Los domingos de verano solían ir a los cerros de Auco. Se acercaban en carretela y subían en familia por el borde de quebradas, donde se atravesaban grandes liebres, sigilosamente observadas por los tucúqueres del sector. En una aguada de vertiente preparaban el almuerzo. Unos conejos escabechados hacían el plato fuerte, ensalada de tomate de la chacra con cebolla pascuina y ají putamadre. Juan no perdonaba un té de choquero con hojas de durazno, mientras que Serafina llevaba su tetera negra para cebar los mates, que eran muy bienvenidos en las amenas conversaciones con sus compadres.
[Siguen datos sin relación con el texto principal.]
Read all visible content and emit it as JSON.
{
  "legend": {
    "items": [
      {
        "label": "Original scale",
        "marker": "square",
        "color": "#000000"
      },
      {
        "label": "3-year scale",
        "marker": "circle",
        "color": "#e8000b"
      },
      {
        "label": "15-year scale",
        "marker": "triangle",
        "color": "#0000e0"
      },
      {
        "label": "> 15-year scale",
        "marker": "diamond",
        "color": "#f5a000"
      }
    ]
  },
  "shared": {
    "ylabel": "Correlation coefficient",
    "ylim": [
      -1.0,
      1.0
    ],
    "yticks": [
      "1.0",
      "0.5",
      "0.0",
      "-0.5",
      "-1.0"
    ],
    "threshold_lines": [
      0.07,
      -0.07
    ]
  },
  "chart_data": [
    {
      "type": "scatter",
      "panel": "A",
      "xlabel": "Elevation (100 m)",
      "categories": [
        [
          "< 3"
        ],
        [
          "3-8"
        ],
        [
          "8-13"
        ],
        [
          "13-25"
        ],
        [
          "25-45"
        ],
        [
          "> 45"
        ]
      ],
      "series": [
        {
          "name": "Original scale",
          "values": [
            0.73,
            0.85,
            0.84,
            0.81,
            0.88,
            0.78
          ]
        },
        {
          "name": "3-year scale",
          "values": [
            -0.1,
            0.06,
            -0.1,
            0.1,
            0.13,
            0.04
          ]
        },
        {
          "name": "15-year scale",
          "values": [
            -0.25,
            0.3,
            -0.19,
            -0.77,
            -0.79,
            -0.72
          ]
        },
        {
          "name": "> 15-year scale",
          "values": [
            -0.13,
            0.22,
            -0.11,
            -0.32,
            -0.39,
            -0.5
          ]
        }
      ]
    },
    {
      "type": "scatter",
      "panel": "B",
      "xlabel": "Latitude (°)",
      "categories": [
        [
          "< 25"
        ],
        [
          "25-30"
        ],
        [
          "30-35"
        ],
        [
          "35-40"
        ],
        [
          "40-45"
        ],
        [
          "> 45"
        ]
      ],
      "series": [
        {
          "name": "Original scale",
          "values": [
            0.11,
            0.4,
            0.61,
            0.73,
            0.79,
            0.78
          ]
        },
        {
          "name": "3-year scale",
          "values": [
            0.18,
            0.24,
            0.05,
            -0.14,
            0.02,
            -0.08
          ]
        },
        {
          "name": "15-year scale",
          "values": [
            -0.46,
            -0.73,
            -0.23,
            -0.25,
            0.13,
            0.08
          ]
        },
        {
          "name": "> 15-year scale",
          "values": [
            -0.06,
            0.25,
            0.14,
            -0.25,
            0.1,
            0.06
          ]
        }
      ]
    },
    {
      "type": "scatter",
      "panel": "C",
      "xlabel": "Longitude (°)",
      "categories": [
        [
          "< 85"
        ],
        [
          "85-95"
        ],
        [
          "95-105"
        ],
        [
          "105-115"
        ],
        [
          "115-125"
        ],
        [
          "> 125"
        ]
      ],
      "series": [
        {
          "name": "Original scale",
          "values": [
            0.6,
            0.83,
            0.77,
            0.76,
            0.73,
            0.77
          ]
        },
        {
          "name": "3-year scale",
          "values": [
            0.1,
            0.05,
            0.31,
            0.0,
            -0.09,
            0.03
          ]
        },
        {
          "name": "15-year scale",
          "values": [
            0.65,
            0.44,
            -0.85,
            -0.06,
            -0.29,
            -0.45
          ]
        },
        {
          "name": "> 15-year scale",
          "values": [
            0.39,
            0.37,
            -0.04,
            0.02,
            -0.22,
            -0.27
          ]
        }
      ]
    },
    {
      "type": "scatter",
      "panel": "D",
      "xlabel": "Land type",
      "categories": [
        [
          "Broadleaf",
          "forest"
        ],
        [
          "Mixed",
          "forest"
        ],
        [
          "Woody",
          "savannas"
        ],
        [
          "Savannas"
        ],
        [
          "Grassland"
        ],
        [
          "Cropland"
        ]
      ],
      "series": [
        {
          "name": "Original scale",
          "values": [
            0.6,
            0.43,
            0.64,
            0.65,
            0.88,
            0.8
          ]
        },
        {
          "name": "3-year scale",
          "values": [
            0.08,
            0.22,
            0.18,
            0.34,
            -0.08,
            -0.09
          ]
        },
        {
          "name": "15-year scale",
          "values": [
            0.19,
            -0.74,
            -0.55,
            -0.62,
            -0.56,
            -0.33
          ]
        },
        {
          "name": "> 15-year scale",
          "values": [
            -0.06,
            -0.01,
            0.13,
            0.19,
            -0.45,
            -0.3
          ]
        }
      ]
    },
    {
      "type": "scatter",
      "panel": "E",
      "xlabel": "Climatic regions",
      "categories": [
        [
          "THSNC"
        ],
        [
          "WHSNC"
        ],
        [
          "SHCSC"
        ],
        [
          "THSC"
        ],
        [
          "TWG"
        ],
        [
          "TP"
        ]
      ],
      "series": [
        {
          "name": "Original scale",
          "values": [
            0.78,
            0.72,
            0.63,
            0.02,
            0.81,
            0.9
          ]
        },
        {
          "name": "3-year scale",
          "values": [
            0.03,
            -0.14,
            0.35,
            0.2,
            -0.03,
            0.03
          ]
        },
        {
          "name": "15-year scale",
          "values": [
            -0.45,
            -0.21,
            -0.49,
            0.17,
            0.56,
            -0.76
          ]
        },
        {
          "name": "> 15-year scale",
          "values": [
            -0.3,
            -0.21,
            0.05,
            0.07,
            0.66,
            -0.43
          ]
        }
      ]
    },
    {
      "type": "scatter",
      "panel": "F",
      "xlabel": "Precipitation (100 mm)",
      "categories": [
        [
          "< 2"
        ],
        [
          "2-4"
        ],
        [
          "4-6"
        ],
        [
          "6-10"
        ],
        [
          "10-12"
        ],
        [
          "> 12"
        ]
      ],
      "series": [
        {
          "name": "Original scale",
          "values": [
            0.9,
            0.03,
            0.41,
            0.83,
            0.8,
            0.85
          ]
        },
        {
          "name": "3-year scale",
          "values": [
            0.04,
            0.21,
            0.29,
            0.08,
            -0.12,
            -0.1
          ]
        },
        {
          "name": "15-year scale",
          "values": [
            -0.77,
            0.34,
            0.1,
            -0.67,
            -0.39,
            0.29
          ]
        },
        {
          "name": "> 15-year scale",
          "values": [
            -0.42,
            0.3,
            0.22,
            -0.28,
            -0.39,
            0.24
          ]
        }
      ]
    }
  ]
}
Campos del 1.900, de aguas prístinas de vertiente, donde los humos del brasero contaminaban el exterior de la tetera y mantenían incólume los líquidos internos, para salud y deleite de doña “Sera” y los suyos.
Eran los tiempos en que Serafina, siendo muy devota, nunca se imaginó que algunos años más tarde se erigiría el Santuario de Auco, que la llamada Hacienda Rinconada sería un condominio y no un fundo, que las briscas campesinas se transformarían en un Casino Internacional.
Lo que no ha cambiado es el camino de campo, que serpentea entre maitenes y cercos, los que inevitablente llegan a la chimenea de alguna doña “Sera”, que anuncia humos de cariño, fuegos de misterio y borbotones de la eterna tetera tiznada.